Monitored Anesthesia Care With Propofol Plus Remifentanil During Endoscopic Submucosal Dissection: Evaluation of Bispectral Index Monitoring
Overview
- Phase
- Not Applicable
- Intervention
- BIS sensor attachment
- Conditions
- Early Gastric Cancer
- Sponsor
- Yonsei University
- Enrollment
- 180
- Locations
- 1
- Primary Endpoint
- procedure satisfaction score of propofol addition
- Status
- Completed
- Last Updated
- 12 years ago
Overview
Brief Summary
There are clinical usefulness issues associated with bispectral index (BIS) for sedation of endoscopic submucosal dissection (ESD). However, the clinical usefulness of BIS for deep sedation is incompletely described. The purpose of this study is to show that BIS-guided sedation is safe and useful clinically and may provide stable sedation status to physicians and patients.
Investigators
Eligibility Criteria
Inclusion Criteria
- •American Society of Anesthesiologists (ASA) physical status I to II.
Exclusion Criteria
- •body mass index (BMI) over 35 (Kg/m2)
- •hepatic or renal insufficiency
- •history of allergy to the drugs used
- •history of administration of anxiolytics, narcotics, antipsychotics, opioid.
Arms & Interventions
BIS group
The BIS group (n=90) was monitored for sedation depth using BIS during ESD.
Intervention: BIS sensor attachment
No-BIS group
The no-BIS group (n=90) was monitored by observer's assessment alertness/sedation scale (OAA/S).

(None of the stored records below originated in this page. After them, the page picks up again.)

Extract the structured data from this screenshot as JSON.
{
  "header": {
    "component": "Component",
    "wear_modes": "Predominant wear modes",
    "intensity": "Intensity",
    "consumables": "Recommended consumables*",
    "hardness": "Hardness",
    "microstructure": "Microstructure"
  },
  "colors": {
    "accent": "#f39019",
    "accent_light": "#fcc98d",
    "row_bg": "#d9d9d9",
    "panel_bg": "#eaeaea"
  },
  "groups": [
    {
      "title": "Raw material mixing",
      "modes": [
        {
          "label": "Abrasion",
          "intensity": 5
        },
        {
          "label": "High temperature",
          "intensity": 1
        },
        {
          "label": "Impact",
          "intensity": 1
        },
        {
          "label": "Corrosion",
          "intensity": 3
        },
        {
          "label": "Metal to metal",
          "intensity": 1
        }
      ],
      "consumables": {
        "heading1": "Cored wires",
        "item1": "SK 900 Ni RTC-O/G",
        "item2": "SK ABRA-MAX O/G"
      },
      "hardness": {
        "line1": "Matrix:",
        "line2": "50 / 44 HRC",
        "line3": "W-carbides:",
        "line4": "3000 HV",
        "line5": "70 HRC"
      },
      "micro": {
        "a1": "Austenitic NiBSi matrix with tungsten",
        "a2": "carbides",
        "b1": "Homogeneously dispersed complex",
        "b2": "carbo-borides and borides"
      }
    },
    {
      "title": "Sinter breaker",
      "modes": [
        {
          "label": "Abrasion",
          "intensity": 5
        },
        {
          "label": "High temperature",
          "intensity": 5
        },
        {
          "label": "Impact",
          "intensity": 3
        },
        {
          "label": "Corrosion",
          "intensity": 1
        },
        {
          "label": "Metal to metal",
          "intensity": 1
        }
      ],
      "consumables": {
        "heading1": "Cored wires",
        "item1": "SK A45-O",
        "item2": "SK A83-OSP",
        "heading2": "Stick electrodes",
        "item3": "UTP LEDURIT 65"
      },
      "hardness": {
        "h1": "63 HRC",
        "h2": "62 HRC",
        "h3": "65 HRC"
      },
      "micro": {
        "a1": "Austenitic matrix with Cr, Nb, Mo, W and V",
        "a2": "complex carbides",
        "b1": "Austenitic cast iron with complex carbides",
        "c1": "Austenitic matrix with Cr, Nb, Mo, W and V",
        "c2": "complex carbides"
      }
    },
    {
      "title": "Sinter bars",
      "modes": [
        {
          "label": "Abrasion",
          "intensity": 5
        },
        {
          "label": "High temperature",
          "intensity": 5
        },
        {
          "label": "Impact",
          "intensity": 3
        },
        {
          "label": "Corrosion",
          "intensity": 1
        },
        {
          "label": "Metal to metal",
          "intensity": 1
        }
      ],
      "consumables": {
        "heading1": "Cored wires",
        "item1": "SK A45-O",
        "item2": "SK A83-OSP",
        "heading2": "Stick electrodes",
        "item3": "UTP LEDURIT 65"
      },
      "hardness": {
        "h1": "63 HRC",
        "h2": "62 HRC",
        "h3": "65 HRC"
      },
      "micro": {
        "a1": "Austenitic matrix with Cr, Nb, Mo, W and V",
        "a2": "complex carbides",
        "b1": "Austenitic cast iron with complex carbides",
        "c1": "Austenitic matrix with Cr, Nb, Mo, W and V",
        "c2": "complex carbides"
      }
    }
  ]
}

Intervention: no- BIS sensor attachment
Outcomes
Primary Outcomes
procedure satisfaction score of propofol addition
Time Frame: an average time for 1 week from propofol addition
The evaluation of sedation depth using OAA/S will be performed at 1 minute after propofol administration, endoscopy insertion, submucosal inflation by 1:100000 epinephrine with indigocarmine, initial submucosal dissection and when the patient have restlessness or coughing additively.